L'excellent film de John Badham existe enfin sur le marché du DVD français grâce à Bach Films. La beauté de l'imagologie gothique et la superbe musique de John Williams offertes par le métrage nécessitaient que l'éditeur accorde une attention particulière aux spécificités techniques du disque. Peine perdue! Si le format scope est respecté, le disque délivre une image 4/3. Heureusement, les sous-titrages n'entravent pas un zoom sur les diffuseurs 16/9 mais cela augmentera d'autant le manque de définition de l'image. Sans compter que le DVD souffre d'un encodage calamiteux. Blocs de compression et saccades apparaissent régulièrement. En revanche, les couleurs délavées et manquant de naturel demeurent du fait du réalisateur lequel pensait pouvoir renouer avec l'esthétique du cinéma des années trente. Le son en version originale sous-titrée bénéficie du mixage Dolby Stéréo d'époque mais souffre parallèlement d'une compression excessive. La version française est davantage pêchue mais tend à saturer par moments. Le cinéphile aura donc intérêt à préférer son homologue anglophone, cette dernière présentant une musique plus spatialisée.

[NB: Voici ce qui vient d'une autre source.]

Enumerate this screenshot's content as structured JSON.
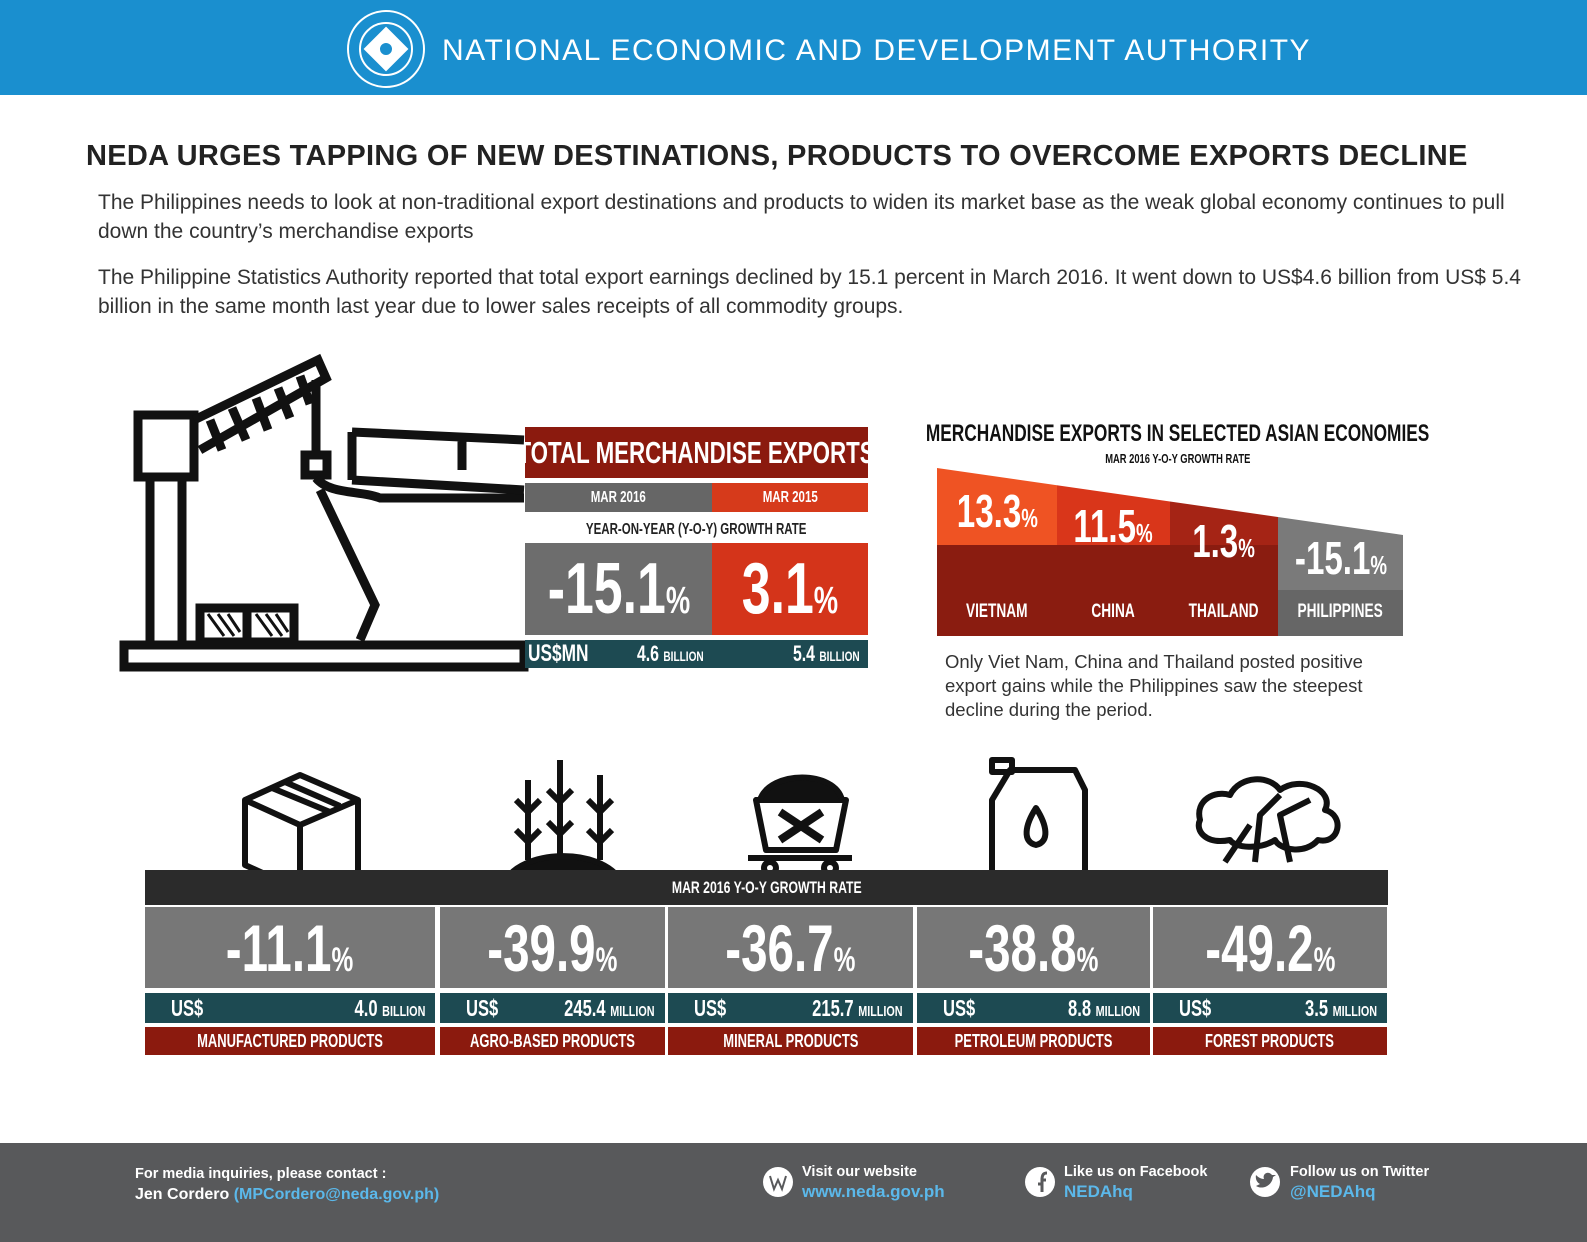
{
  "header": {
    "title": "NATIONAL ECONOMIC AND DEVELOPMENT AUTHORITY"
  },
  "headline": "NEDA URGES TAPPING OF NEW DESTINATIONS, PRODUCTS TO OVERCOME EXPORTS DECLINE",
  "paragraphs": [
    "The Philippines needs to look at non-traditional export destinations and products to widen its market base as the weak global economy continues to pull down the country’s merchandise exports",
    "The Philippine Statistics Authority reported that total export earnings declined by 15.1 percent in March 2016. It went down to US$4.6 billion from US$ 5.4 billion in the same month last year due to lower sales receipts of all commodity groups."
  ],
  "total_exports": {
    "title": "TOTAL MERCHANDISE EXPORTS",
    "subtitle": "YEAR-ON-YEAR (Y-O-Y) GROWTH RATE",
    "currency": "US$MN",
    "columns": [
      {
        "period": "MAR 2016",
        "rate": "-15.1",
        "unit": "%",
        "amount": "4.6",
        "scale": "BILLION"
      },
      {
        "period": "MAR 2015",
        "rate": "3.1",
        "unit": "%",
        "amount": "5.4",
        "scale": "BILLION"
      }
    ]
  },
  "asian_economies": {
    "title": "MERCHANDISE EXPORTS IN SELECTED ASIAN ECONOMIES",
    "subtitle": "MAR 2016 Y-O-Y GROWTH RATE",
    "economies": [
      {
        "name": "VIETNAM",
        "rate": "13.3",
        "unit": "%"
      },
      {
        "name": "CHINA",
        "rate": "11.5",
        "unit": "%"
      },
      {
        "name": "THAILAND",
        "rate": "1.3",
        "unit": "%"
      },
      {
        "name": "PHILIPPINES",
        "rate": "-15.1",
        "unit": "%"
      }
    ],
    "note": "Only Viet Nam, China and Thailand posted positive export gains while the Philippines saw the steepest decline during the period."
  },
  "products": {
    "label": "MAR 2016 Y-O-Y GROWTH RATE",
    "items": [
      {
        "name": "MANUFACTURED PRODUCTS",
        "rate": "-11.1",
        "unit": "%",
        "currency": "US$",
        "amount": "4.0",
        "scale": "BILLION"
      },
      {
        "name": "AGRO-BASED PRODUCTS",
        "rate": "-39.9",
        "unit": "%",
        "currency": "US$",
        "amount": "245.4",
        "scale": "MILLION"
      },
      {
        "name": "MINERAL PRODUCTS",
        "rate": "-36.7",
        "unit": "%",
        "currency": "US$",
        "amount": "215.7",
        "scale": "MILLION"
      },
      {
        "name": "PETROLEUM PRODUCTS",
        "rate": "-38.8",
        "unit": "%",
        "currency": "US$",
        "amount": "8.8",
        "scale": "MILLION"
      },
      {
        "name": "FOREST PRODUCTS",
        "rate": "-49.2",
        "unit": "%",
        "currency": "US$",
        "amount": "3.5",
        "scale": "MILLION"
      }
    ]
  },
  "footer": {
    "contact_label": "For media inquiries, please contact :",
    "contact_name": "Jen Cordero",
    "contact_email": "(MPCordero@neda.gov.ph)",
    "links": [
      {
        "label": "Visit our website",
        "value": "www.neda.gov.ph"
      },
      {
        "label": "Like us on Facebook",
        "value": "NEDAhq"
      },
      {
        "label": "Follow us on Twitter",
        "value": "@NEDAhq"
      }
    ]
  }
}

Unique bonus de la galette, le documentaire “Du sang neuf pour Dracula” ne parvient pas à occulter les indéniables lacunes techniques de l'édition. Et pourtant, Laurent Bouzereau fournit ici un excellent travail produit pour la sortie d'une édition DVD aux Etats-Unis qui est, elle, bel et bien en 16/9. Enchevêtrées mais parfaitement équilibrées, les interventions de Frank Langella, du producteur Walter Mirisch, du réalisateur, du scénariste W. D. Richter et même de John Williams illustrent tout le sérieux et la passion que cette version de Dracula a suscités puis matérialisés. La genèse mouvementée, les exigences d'un comédien caractériel et les incontournables péripéties qui égayèrent le tournage reviennent ainsi à la mémoire des interviewés. Présomptueux mais néanmoins très sympathique, Frank Langella s'attarde sur sa vision du personnage tandis que d' autres évoquent les décors, costumes, faiblesses et habitudes des acteurs. Concis et fort intéressant, le dit bonus ferait presque regretter l'état calamiteux d'une copie qui justifie les dix euros encore présents dans maintes porte-monnaie.